Lawyers indicted in Fulton with Trump say they were doing their jobs. But that may be a tough argument to make

Attorney John Eastman and bail bondsman Scott Hall turned themselves in to the Fulton County Jail on Thursday, August 24, 2023. Eastman and Hall are two of the 19 people indicted by a Fulton County grand jury for allegedly interfering with the 2020 presidential election in Georgia. (Fulton County Sheriff's Office)

As John Eastman prepared to surrender to Georgia authorities last week for an indictment related to efforts to overturn the 2020 presidential election, he issued a statement denouncing the criminal case as targeting attorneys “for their zealous advocacy on behalf of their clients.”

Another defendant, Rudy Giuliani, struck a similar note, saying he was being indicted for his work as Donald Trump’s attorney. “I never thought I’d get indicted for being a lawyer,” he lamented.

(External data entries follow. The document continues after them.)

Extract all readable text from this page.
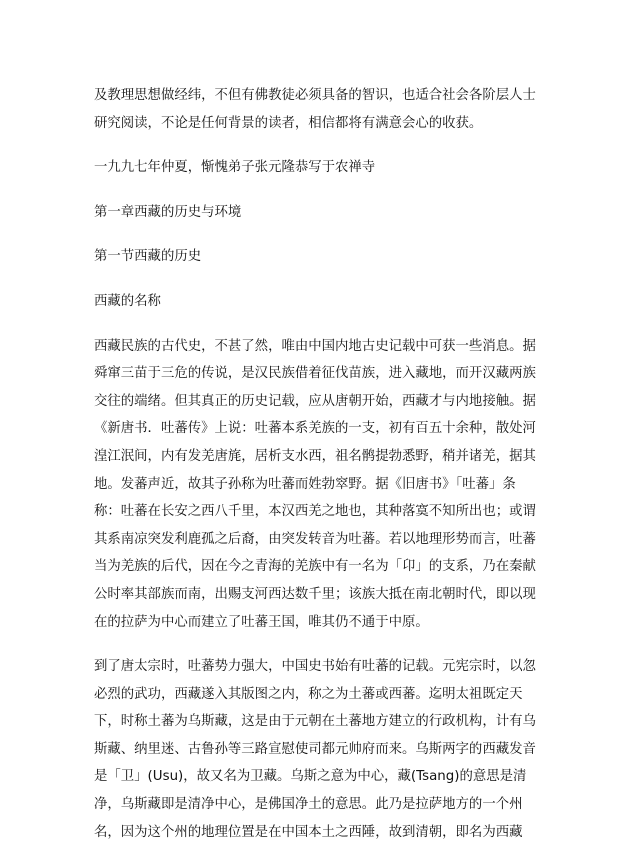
及教理思想做经纬，不但有佛教徒必须具备的智识，也适合社会各阶层人士
研究阅读，不论是任何背景的读者，相信都将有满意会心的收获。

一九九七年仲夏，惭愧弟子张元隆恭写于农禅寺

第一章西藏的历史与环境

第一节西藏的历史

西藏的名称

西藏民族的古代史，不甚了然，唯由中国内地古史记载中可获一些消息。据
舜窜三苗于三危的传说，是汉民族借着征伐苗族，进入藏地，而开汉藏两族
交往的端绪。但其真正的历史记载，应从唐朝开始，西藏才与内地接触。据
《新唐书．吐蕃传》上说：吐蕃本系羌族的一支，初有百五十余种，散处河
湟江泯间，内有发羌唐旄，居析支水西，祖名鹘提勃悉野，稍并诸羌，据其
地。发蕃声近，故其子孙称为吐蕃而姓勃窣野。据《旧唐书》「吐蕃」条
称：吐蕃在长安之西八千里，本汉西羌之地也，其种落寞不知所出也；或谓
其系南凉突发利鹿孤之后裔，由突发转音为吐蕃。若以地理形势而言，吐蕃
当为羌族的后代，因在今之青海的羌族中有一名为「卬」的支系，乃在秦献
公时率其部族而南，出赐支河西达数千里；该族大抵在南北朝时代，即以现
在的拉萨为中心而建立了吐蕃王国，唯其仍不通于中原。

到了唐太宗时，吐蕃势力强大，中国史书始有吐蕃的记载。元宪宗时，以忽
必烈的武功，西藏遂入其版图之内，称之为土蕃或西蕃。迄明太祖既定天
下，时称土蕃为乌斯藏，这是由于元朝在土蕃地方建立的行政机构，计有乌
斯藏、纳里迷、古鲁孙等三路宣慰使司都元帅府而来。乌斯两字的西藏发音
是「卫」(Usu)，故又名为卫藏。乌斯之意为中心，藏(Tsang)的意思是清
净，乌斯藏即是清净中心，是佛国净土的意思。此乃是拉萨地方的一个州
名，因为这个州的地理位置是在中国本土之西陲，故到清朝，即名为西藏
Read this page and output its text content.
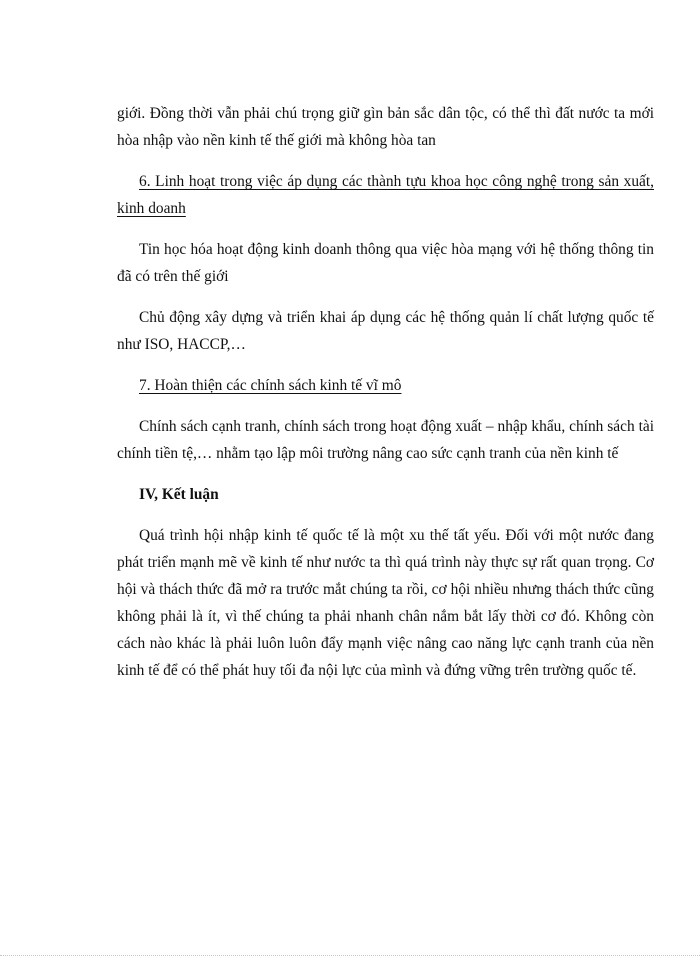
giới. Đồng thời vẫn phải chú trọng giữ gìn bản sắc dân tộc, có thể thì đất nước ta mới hòa nhập vào nền kinh tế thế giới mà không hòa tan

6. Linh hoạt trong việc áp dụng các thành tựu khoa học công nghệ trong sản xuất, kinh doanh

Tin học hóa hoạt động kinh doanh thông qua việc hòa mạng với hệ thống thông tin đã có trên thế giới

Chủ động xây dựng và triển khai áp dụng các hệ thống quản lí chất lượng quốc tế như ISO, HACCP,…

7. Hoàn thiện các chính sách kinh tế vĩ mô

Chính sách cạnh tranh, chính sách trong hoạt động xuất – nhập khẩu, chính sách tài chính tiền tệ,… nhằm tạo lập môi trường nâng cao sức cạnh tranh của nền kinh tế

IV, Kết luận

Quá trình hội nhập kinh tế quốc tế là một xu thế tất yếu. Đối với một nước đang phát triển mạnh mẽ về kinh tế như nước ta thì quá trình này thực sự rất quan trọng. Cơ hội và thách thức đã mở ra trước mắt chúng ta rồi, cơ hội nhiều nhưng thách thức cũng không phải là ít, vì thế chúng ta phải nhanh chân nắm bắt lấy thời cơ đó. Không còn cách nào khác là phải luôn luôn đẩy mạnh việc nâng cao năng lực cạnh tranh của nền kinh tế để có thể phát huy tối đa nội lực của mình và đứng vững trên trường quốc tế.
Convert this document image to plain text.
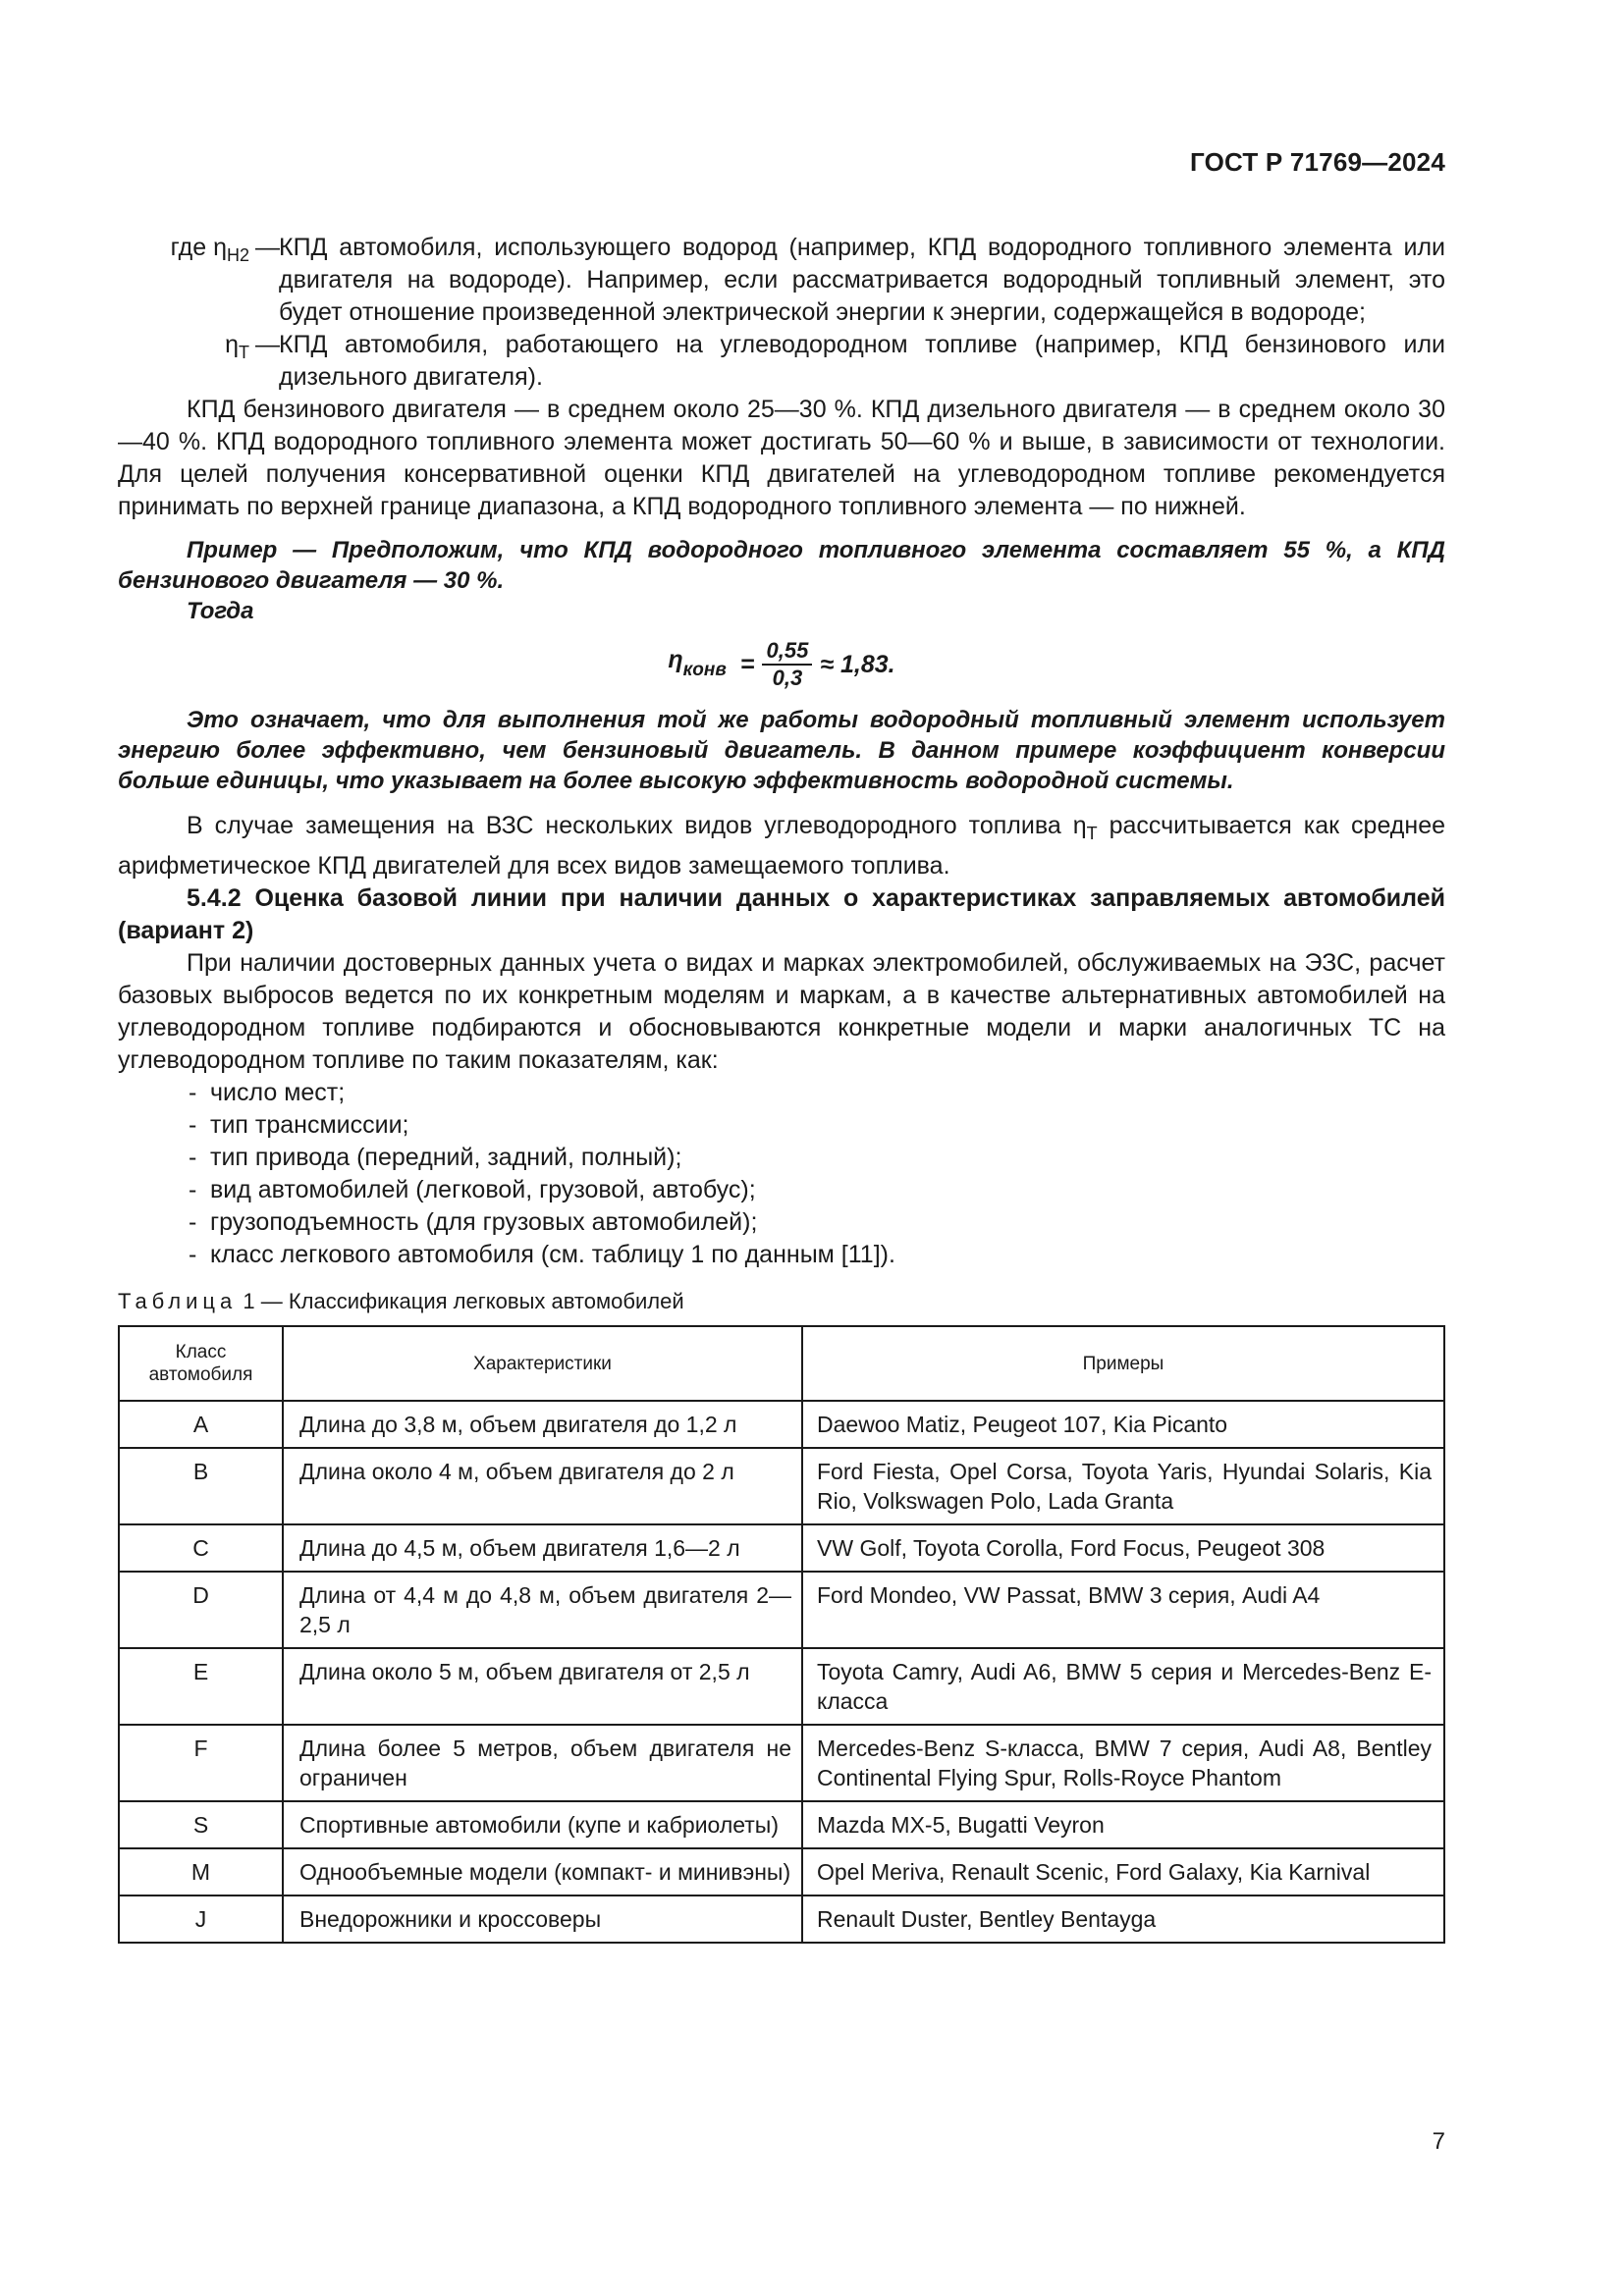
ГОСТ Р 71769—2024
где $\eta_{H2}$ — КПД автомобиля, использующего водород (например, КПД водородного топливного элемента или двигателя на водороде). Например, если рассматривается водородный топливный элемент, это будет отношение произведенной электрической энергии к энергии, содержащейся в водороде;
$\eta_T$ — КПД автомобиля, работающего на углеводородном топливе (например, КПД бензинового или дизельного двигателя).

КПД бензинового двигателя — в среднем около 25—30 %. КПД дизельного двигателя — в среднем около 30—40 %. КПД водородного топливного элемента может достигать 50—60 % и выше, в зависимости от технологии. Для целей получения консервативной оценки КПД двигателей на углеводородном топливе рекомендуется принимать по верхней границе диапазона, а КПД водородного топливного элемента — по нижней.

Пример — Предположим, что КПД водородного топливного элемента составляет 55 %, а КПД бензинового двигателя — 30 %.

Тогда

$\eta_{конв} = \frac{0,55}{0,3} \approx 1,83$.

Это означает, что для выполнения той же работы водородный топливный элемент использует энергию более эффективно, чем бензиновый двигатель. В данном примере коэффициент конверсии больше единицы, что указывает на более высокую эффективность водородной системы.

В случае замещения на ВЗС нескольких видов углеводородного топлива $\eta_T$ рассчитывается как среднее арифметическое КПД двигателей для всех видов замещаемого топлива.

5.4.2 Оценка базовой линии при наличии данных о характеристиках заправляемых автомобилей (вариант 2)

При наличии достоверных данных учета о видах и марках электромобилей, обслуживаемых на ЭЗС, расчет базовых выбросов ведется по их конкретным моделям и маркам, а в качестве альтернативных автомобилей на углеводородном топливе подбираются и обосновываются конкретные модели и марки аналогичных ТС на углеводородном топливе по таким показателям, как:

- число мест;
- тип трансмиссии;
- тип привода (передний, задний, полный);
- вид автомобилей (легковой, грузовой, автобус);
- грузоподъемность (для грузовых автомобилей);
- класс легкового автомобиля (см. таблицу 1 по данным [11]).
Таблица 1 — Классификация легковых автомобилей
Класс автомобиля	Характеристики	Примеры
A	Длина до 3,8 м, объем двигателя до 1,2 л	Daewoo Matiz, Peugeot 107, Kia Picanto
B	Длина около 4 м, объем двигателя до 2 л	Ford Fiesta, Opel Corsa, Toyota Yaris, Hyundai Solaris, Kia Rio, Volkswagen Polo, Lada Granta
C	Длина до 4,5 м, объем двигателя 1,6—2 л	VW Golf, Toyota Corolla, Ford Focus, Peugeot 308
D	Длина от 4,4 м до 4,8 м, объем двигателя 2—2,5 л	Ford Mondeo, VW Passat, BMW 3 серия, Audi A4
E	Длина около 5 м, объем двигателя от 2,5 л	Toyota Camry, Audi A6, BMW 5 серия и Mercedes-Benz E-класса
F	Длина более 5 метров, объем двигателя не ограничен	Mercedes-Benz S-класса, BMW 7 серия, Audi A8, Bentley Continental Flying Spur, Rolls-Royce Phantom
S	Спортивные автомобили (купе и кабриолеты)	Mazda MX-5, Bugatti Veyron
M	Однообъемные модели (компакт- и минивэны)	Opel Meriva, Renault Scenic, Ford Galaxy, Kia Karnival
J	Внедорожники и кроссоверы	Renault Duster, Bentley Bentayga
7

The 18 defendants charged alongside Trump in this month’s racketeering indictment in Fulton County include more than a half-dozen lawyers. And the statements from Eastman and Giuliani provide early foreshadowing of at least one of the defenses they seem poised to raise: that they were merely doing their jobs as attorneys when they maneuvered on Trump’s behalf to undo the results of that election.